Data Web refers to a government open source project that was started in 1995 to develop open source framework that networks distributed statistical databases together into a seamless unified virtual data warehouse.
Originally funded by the U.S. Census Bureau, with participation at various times by the Bureau of Labor Statistics, the Centers for Disease Control, Harvard University and other non-profits. The software provides an open source service oriented architecture that pulls data from different data base structures and vendors that normalizes it into a standard stream of data. The normalized stream is intelligent and supports standard transformations, has the intelligence to understand how to geographically map itself correctly using the correct vintage of political geography, understands standard code-sets so that data can be combined in statistical appropriate ways, understands how weight survey data appropriately, understands variance and other appropriate statistical behaviors.
The DataWeb network handles small data sets and very large datasets; including of course the Census. It contains the Tiger GIS mapping files to support appropriate mapping of all of the human based (i.e. political jurisdictions) geography in the United States.

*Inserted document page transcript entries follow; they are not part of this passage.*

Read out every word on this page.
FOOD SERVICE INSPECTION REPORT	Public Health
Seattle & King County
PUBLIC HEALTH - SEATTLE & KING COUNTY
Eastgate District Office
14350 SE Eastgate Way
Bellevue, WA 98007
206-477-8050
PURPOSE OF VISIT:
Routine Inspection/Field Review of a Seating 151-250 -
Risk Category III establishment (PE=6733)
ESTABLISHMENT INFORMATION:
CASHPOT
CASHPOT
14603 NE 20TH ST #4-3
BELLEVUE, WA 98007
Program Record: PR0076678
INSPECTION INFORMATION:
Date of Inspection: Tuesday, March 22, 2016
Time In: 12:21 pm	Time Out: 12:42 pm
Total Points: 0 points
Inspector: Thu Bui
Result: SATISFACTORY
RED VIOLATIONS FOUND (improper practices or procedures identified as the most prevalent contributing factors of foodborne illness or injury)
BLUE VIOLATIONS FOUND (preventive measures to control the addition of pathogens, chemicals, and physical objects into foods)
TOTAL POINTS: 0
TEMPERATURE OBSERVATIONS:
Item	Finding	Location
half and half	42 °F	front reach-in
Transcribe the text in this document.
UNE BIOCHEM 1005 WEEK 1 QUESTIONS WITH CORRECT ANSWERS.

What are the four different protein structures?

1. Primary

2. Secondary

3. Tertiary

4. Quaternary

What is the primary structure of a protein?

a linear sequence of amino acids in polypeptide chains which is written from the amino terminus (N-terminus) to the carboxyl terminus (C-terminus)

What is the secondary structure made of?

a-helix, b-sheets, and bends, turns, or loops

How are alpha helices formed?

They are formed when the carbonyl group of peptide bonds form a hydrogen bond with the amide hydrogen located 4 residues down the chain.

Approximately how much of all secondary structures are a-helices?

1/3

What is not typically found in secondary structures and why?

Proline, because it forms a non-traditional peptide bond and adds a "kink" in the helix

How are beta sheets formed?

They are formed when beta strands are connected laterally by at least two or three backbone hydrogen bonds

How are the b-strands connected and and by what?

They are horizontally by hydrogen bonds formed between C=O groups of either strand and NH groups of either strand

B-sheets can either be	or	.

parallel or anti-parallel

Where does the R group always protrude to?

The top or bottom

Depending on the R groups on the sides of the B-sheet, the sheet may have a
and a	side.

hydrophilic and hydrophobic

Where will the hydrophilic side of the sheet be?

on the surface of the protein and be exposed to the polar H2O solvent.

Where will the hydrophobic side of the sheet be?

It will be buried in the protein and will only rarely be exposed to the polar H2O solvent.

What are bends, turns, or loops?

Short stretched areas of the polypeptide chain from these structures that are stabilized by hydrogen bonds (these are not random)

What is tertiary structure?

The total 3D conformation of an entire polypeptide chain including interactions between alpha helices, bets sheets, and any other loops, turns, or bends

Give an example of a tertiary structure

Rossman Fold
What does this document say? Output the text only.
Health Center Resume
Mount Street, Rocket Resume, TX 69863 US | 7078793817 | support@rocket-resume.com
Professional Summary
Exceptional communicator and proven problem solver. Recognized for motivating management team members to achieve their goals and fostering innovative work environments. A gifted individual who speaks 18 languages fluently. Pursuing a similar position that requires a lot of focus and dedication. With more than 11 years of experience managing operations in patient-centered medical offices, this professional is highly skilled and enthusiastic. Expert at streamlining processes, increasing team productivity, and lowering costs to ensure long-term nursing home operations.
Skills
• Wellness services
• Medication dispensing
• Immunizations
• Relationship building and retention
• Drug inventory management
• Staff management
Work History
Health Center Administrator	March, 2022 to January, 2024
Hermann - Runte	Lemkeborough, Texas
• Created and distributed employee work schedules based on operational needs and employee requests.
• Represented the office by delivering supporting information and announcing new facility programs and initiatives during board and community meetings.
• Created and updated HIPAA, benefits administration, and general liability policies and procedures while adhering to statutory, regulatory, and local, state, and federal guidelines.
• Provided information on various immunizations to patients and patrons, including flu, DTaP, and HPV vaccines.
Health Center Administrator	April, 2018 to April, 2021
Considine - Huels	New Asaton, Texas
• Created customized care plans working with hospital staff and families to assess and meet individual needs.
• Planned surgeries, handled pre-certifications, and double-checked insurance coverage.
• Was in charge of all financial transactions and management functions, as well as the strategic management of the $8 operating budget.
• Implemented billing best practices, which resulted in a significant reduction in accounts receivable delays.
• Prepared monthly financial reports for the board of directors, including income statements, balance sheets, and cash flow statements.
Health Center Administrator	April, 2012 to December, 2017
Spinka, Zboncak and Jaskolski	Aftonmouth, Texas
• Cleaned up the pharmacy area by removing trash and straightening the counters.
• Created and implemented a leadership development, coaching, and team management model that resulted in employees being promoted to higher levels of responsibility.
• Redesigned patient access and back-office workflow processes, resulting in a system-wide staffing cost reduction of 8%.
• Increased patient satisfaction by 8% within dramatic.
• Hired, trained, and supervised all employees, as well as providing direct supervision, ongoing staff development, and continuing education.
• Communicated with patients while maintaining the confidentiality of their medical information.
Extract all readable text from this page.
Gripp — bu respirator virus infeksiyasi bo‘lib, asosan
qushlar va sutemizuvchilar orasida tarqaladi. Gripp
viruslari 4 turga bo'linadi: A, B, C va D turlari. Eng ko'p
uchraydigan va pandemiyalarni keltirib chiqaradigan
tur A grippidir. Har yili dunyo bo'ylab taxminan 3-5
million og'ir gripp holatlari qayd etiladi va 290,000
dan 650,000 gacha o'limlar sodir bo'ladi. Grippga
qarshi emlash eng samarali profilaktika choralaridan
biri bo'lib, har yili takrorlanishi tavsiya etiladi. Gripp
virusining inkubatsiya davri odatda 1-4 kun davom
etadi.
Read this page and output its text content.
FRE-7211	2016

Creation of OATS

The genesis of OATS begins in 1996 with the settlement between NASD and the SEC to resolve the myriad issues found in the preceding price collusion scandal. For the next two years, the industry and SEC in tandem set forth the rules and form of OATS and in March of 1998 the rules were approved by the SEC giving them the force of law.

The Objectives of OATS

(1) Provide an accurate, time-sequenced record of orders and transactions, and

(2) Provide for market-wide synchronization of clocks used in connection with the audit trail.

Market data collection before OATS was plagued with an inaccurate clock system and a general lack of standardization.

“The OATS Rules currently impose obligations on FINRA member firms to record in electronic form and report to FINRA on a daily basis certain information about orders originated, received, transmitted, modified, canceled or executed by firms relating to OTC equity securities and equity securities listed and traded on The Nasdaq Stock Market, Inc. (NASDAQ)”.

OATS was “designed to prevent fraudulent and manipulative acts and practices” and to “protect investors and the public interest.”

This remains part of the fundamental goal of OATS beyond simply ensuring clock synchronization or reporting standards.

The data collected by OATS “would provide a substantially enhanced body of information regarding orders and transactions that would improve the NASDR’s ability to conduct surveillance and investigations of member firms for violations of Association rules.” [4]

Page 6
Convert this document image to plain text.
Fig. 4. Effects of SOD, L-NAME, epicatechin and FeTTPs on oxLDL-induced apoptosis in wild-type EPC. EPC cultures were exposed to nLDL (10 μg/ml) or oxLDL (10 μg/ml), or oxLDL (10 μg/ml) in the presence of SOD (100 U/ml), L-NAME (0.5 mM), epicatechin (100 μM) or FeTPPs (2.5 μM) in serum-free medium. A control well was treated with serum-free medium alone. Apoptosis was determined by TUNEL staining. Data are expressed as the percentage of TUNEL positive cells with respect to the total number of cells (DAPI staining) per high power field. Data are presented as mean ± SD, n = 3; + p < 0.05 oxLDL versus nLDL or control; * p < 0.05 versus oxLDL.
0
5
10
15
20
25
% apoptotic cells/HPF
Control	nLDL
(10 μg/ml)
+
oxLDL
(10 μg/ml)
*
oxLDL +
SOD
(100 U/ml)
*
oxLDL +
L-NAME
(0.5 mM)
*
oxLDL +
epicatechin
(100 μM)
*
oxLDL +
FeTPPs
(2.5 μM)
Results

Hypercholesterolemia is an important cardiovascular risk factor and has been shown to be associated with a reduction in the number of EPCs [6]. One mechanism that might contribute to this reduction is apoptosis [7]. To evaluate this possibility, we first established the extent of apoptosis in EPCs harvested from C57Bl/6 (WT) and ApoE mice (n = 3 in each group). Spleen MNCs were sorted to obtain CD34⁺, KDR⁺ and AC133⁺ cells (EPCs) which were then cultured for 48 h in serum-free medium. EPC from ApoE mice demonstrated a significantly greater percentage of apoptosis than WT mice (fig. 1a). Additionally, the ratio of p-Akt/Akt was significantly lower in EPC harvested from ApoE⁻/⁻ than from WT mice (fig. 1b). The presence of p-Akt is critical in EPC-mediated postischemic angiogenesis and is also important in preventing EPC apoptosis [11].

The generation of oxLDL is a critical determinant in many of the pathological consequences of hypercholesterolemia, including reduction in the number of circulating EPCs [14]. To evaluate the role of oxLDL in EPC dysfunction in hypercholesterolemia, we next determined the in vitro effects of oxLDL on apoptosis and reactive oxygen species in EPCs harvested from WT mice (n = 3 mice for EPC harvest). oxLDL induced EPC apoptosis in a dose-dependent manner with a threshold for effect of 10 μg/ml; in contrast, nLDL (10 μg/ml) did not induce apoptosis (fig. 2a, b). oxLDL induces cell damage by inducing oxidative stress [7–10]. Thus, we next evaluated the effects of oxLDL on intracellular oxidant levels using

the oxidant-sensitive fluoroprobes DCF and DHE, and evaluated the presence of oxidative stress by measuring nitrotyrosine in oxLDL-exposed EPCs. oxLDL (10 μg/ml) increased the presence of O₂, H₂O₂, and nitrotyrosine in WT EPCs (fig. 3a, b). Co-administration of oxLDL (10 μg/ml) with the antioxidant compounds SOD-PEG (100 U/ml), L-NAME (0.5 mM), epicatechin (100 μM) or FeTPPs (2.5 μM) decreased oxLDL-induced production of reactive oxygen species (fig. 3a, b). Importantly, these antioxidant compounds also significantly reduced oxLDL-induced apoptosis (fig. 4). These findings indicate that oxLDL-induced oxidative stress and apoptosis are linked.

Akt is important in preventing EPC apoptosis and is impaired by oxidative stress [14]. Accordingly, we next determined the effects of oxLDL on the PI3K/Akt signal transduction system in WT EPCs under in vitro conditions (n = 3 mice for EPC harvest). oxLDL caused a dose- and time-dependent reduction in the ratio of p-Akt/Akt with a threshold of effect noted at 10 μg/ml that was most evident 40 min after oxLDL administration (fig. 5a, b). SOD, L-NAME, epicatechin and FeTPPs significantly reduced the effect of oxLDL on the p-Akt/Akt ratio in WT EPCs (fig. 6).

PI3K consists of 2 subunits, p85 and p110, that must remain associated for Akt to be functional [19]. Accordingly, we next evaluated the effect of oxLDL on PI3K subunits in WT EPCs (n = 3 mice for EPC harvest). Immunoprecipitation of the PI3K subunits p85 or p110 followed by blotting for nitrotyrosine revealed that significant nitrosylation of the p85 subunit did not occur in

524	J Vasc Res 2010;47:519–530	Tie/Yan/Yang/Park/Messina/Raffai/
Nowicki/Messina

Data Web refers to the transformation of the Web from a distributed file system into a distributed database system.[1]
Rather than webpages, pieces of data (RDF triples) and records formed from them (sets, trees, graphs or objects). Some of these could even come from databases.
Tim Berners-Lee has suggested that Data Web may be a more appropriate name for the Semantic Web.[2] Tim O'Reilly, who coined the term Web 2.0 has mentioned that the long-term vision of the Semantic Web as a web of data, where sophisticated applications manipulate the data web.[3]